El abuso de sustancias y la depresión son comunes en muchos pacientes, y los esfuerzos para tratar ambas condiciones simultáneamente han tenido poco éxito. Una investigación reciente sugiere que los efectos antidepresivos de la ketamina podrían mitigarse con la administración de naltrexona, utilizada para limitar los antojos de los adictos a las drogas opioides y al alcohol.

Ahora, un nuevo estudio preliminar de cinco pacientes que sufren depresión y trastornos por abuso de sustancias sugiere que ese no es el caso. El trabajo se publicó hoy en la revista JAMA Psychiatry.

Los resultados “plantean la posibilidad de que para las personas que tienen depresión complicada por trastornos por abuso de sustancias, la combinación de ketamina y naltrexona podría ser una estrategia para explorar a fin de tratar ambas condiciones de manera óptima“, dijo John Krystal, autor principal del trabajo y profesor de investigación traslacional, así como de psiquiatría, neurociencia y psicología; y presidente del departamento de psiquiatría en Yale.

Krystal junto con su colega y segundo autor principal Gihyun Yoon, profesor asistente de psiquiatría, trataron a los cinco pacientes con depresión y trastorno por consumo de alcohol con una forma de naltrexona de larga duración y después les administraron ketamina. Cuatro de los cinco respondieron a la primera dosis de ketamina y los cinco sintieron alivio de la depresión después de dosis múltiples.

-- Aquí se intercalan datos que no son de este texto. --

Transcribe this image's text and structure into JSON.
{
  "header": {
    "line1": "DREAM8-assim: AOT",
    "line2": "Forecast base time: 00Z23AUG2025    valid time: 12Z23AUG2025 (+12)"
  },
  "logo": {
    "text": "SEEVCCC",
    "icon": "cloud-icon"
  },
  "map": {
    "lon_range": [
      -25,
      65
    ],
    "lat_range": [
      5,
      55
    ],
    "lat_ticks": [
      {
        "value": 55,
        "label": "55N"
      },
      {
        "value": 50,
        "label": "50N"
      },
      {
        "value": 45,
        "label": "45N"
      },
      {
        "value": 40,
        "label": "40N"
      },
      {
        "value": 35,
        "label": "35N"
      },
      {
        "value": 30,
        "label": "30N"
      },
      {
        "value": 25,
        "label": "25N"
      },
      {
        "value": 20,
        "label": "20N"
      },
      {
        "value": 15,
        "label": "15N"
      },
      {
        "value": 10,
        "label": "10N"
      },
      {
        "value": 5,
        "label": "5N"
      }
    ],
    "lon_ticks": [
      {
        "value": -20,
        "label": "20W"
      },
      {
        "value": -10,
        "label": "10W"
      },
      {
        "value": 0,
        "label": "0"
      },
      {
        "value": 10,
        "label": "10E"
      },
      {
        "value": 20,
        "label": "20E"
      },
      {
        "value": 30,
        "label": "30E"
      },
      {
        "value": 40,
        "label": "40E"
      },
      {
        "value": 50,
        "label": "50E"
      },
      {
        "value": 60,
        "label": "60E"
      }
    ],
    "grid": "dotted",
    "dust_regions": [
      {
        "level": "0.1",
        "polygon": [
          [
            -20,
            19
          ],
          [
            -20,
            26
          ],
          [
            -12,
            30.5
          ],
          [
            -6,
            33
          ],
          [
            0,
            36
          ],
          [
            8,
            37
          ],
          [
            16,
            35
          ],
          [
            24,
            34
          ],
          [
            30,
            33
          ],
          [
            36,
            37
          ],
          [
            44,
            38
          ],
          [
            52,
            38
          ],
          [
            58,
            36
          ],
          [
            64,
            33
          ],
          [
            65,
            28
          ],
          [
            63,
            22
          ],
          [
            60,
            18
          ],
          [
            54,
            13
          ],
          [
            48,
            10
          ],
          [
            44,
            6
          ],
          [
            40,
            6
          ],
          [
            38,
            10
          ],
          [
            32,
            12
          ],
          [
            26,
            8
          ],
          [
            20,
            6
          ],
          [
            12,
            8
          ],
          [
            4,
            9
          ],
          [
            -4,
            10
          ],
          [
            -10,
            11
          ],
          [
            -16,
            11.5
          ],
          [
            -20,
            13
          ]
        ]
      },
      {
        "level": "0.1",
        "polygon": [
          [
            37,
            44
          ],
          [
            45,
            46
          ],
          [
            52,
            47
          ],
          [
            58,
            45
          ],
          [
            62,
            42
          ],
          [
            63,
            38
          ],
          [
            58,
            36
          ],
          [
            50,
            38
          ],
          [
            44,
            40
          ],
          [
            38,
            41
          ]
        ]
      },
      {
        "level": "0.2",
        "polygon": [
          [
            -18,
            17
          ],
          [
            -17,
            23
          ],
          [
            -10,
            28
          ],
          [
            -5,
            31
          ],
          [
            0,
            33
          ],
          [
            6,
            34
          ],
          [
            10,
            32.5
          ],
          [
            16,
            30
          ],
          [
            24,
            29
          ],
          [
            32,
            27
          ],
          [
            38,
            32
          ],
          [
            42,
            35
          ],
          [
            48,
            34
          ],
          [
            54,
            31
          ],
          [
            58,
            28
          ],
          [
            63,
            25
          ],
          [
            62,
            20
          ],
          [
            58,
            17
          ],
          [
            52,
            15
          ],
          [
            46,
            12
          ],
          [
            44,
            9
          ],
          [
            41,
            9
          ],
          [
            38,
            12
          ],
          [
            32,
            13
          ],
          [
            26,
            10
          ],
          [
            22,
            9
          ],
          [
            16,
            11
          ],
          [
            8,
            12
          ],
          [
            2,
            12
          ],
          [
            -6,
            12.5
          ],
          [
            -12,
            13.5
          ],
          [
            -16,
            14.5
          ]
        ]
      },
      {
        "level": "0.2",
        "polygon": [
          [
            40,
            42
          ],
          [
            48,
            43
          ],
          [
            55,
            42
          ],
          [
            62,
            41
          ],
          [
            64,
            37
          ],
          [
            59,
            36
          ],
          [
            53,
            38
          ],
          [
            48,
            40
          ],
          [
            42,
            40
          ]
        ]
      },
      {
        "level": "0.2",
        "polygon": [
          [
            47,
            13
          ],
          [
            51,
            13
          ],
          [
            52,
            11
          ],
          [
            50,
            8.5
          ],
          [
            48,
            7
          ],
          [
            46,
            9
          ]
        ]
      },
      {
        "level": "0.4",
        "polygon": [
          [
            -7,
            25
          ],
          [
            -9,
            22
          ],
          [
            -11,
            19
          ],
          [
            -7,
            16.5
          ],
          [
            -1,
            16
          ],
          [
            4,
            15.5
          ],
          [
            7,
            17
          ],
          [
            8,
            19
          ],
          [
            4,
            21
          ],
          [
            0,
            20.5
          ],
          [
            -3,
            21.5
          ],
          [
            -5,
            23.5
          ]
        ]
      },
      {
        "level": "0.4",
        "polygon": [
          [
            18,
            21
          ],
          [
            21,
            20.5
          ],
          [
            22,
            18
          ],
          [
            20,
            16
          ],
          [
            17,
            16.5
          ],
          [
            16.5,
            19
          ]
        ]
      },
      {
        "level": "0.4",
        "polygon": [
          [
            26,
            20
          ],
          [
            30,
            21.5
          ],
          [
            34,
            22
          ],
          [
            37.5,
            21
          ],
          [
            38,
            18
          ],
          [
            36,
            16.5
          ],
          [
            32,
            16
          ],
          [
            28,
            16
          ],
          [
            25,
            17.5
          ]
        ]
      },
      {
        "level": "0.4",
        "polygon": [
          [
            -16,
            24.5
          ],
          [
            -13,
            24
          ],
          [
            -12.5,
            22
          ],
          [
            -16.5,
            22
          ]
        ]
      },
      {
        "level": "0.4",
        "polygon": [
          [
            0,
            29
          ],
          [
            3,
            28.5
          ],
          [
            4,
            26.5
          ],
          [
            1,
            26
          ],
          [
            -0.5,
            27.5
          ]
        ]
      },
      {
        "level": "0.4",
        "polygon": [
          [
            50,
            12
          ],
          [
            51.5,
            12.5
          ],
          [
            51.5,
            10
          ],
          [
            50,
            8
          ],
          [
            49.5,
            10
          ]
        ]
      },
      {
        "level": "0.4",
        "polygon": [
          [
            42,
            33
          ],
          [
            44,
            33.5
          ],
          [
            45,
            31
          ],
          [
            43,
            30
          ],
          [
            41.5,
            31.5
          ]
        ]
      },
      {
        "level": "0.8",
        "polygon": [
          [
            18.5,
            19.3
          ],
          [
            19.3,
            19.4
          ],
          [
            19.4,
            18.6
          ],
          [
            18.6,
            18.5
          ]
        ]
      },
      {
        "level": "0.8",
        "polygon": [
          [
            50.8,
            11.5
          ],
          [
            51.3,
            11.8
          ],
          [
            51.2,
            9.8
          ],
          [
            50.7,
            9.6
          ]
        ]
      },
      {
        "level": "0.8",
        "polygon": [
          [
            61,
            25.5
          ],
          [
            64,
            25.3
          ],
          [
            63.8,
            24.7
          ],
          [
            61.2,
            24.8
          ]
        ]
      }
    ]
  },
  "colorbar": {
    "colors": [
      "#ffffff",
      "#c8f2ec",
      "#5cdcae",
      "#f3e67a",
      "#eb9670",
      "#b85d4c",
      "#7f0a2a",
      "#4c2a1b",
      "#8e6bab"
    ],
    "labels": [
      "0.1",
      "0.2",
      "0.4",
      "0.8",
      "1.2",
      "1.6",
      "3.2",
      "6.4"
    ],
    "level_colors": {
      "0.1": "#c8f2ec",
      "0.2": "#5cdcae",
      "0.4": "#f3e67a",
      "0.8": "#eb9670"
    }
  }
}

El estudio también cuestiona la idea de que la ketamina podría producir efectos antidepresivos al estimular los receptores de opiáceos.

Krystal advirtió que se requieren estudios a mayor escala para confirmar los efectos beneficiosos del tratamiento combinado.

Krystal y Yoon tienen patentes provisionales sobre el uso de la ketamina y naltrexona para tratar la depresión comórbida y el abuso de sustancias.